Get ready to pay more for that mortgage or car loan.
Stronger than expected job growth in June and a healthy rise in wages are likely to convince the Federal Reserve that the US economy is on a solid recovery and that it is okay to raise interest rates at the end of the summer, market analysts said Friday.
US employers added 280,000 jobs last month — comfortably over the 226,000 forecast — the largest gain since December, according to the Labor Department.
The strong showing — which included an 8-cents-an hour gain in wages in May from April, bringing the 12-month wage rise to 2.3 percent — allayed fears the economy had slowed from its lugubrious recovery.
“This certainly puts more ammunition in the Fed’s plan to start liftoff in September,” said Mark Luschini, chief investment strategist at Janney Montgomery Scott in Philadelphia.
An increase by the Fed in the so-called Fed funds rate — how much the Central Bank charges banks to borrow money overnight — will lead to higher interest rates on home loans, car loans and credit card interest rates. It could have the effect of slowing down purchases.
At the same time, the unemployment rate, obtained through a separate survey, rose to 5.5 percent from a near seven-year low of 5.4 percent in April. The increase could reflect more people, likely new college graduates, entering the work force.
In fact, 82 percent of the growth in the labor force and 76 percent of the jobs growth in May came from 20-to-24 year-olds, the Wall Street Journal reported.
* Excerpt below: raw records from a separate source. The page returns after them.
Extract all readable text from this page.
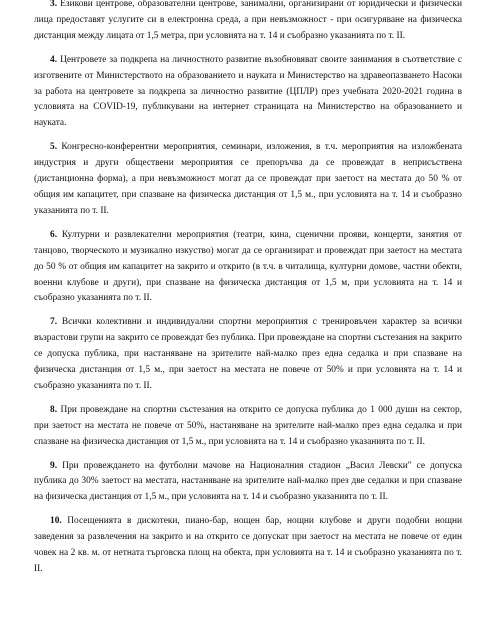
3. Езикови центрове, образователни центрове, занимални, организирани от юридически и физически лица предоставят услугите си в електронна среда, а при невъзможност - при осигуряване на физическа дистанция между лицата от 1,5 метра, при условията на т. 14 и съобразно указанията по т. II.

4. Центровете за подкрепа на личностното развитие възобновяват своите занимания в съответствие с изготвените от Министерството на образованието и науката и Министерство на здравеопазването Насоки за работа на центровете за подкрепа за личностно развитие (ЦПЛР) през учебната 2020-2021 година в условията на COVID-19, публикувани на интернет страницата на Министерство на образованието и науката.

5. Конгресно-конферентни мероприятия, семинари, изложения, в т.ч. мероприятия на изложбената индустрия и други обществени мероприятия се препоръчва да се провеждат в неприсъствена (дистанционна форма), а при невъзможност могат да се провеждат при заетост на местата до 50 % от общия им капацитет, при спазване на физическа дистанция от 1,5 м., при условията на т. 14 и съобразно указанията по т. II.

6. Културни и развлекателни мероприятия (театри, кина, сценични прояви, концерти, занятия от танцово, творческото и музикално изкуство) могат да се организират и провеждат при заетост на местата до 50 % от общия им капацитет на закрито и открито (в т.ч. в читалища, културни домове, частни обекти, военни клубове и други), при спазване на физическа дистанция от 1,5 м, при условията на т. 14 и съобразно указанията по т. II.

7. Всички колективни и индивидуални спортни мероприятия с тренировъчен характер за всички възрастови групи на закрито се провеждат без публика. При провеждане на спортни състезания на закрито се допуска публика, при настаняване на зрителите най-малко през една седалка и при спазване на физическа дистанция от 1,5 м., при заетост на местата не повече от 50% и при условията на т. 14 и съобразно указанията по т. II.

8. При провеждане на спортни състезания на открито се допуска публика до 1 000 души на сектор, при заетост на местата не повече от 50%, настаняване на зрителите най-малко през една седалка и при спазване на физическа дистанция от 1,5 м., при условията на т. 14 и съобразно указанията по т. II.

9. При провеждането на футболни мачове на Националния стадион „Васил Левски" се допуска публика до 30% заетост на местата, настаняване на зрителите най-малко през две седалки и при спазване на физическа дистанция от 1,5 м., при условията на т. 14 и съобразно указанията по т. II.

10. Посещенията в дискотеки, пиано-бар, нощен бар, нощни клубове и други подобни нощни заведения за развлечения на закрито и на открито се допускат при заетост на местата не повече от един човек на 2 кв. м. от нетната търговска площ на обекта, при условията на т. 14 и съобразно указанията по т. II.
Payrolls for March and April were revised to show 32,000 more jobs created than previously reported. That together with an eight cent gain in average hourly earnings raises the chances of the Federal Reserve tightening monetary policy this year.
“This certainly puts more ammunition in the Fed’s plan to start lift-off in September,” said Mark Luschini, chief investment strategist at Janney Montgomery Scott in Philadelphia.
Meanwhile, the dollar rallied against a basket of currencies, while prices for US government debt dropped sharply — meaning the US stock index futures fell.
The labor participation rate — that is, the percent of entire working-age population looking for a job — rose slightly to 62.9 percent. As out-of-work folks get discouraged and stop looking for work, the number declines.
“Today’s employment report is good news,” David Kotok, chief investment officer at Cumberland Advisors said in a statement. “When the unemployment rate goes up because the participation rate goes up, it shows that more people are returning to seek work. This is positive.”
There had been chatter on Wall Street that Janet Yellen, chair of the Fed, would not be able to raise interest rates this year because weak early year economic data suggested the economy was too frail to withstand such a hike.
The Fed has kept overnight rates near zero since December 2008.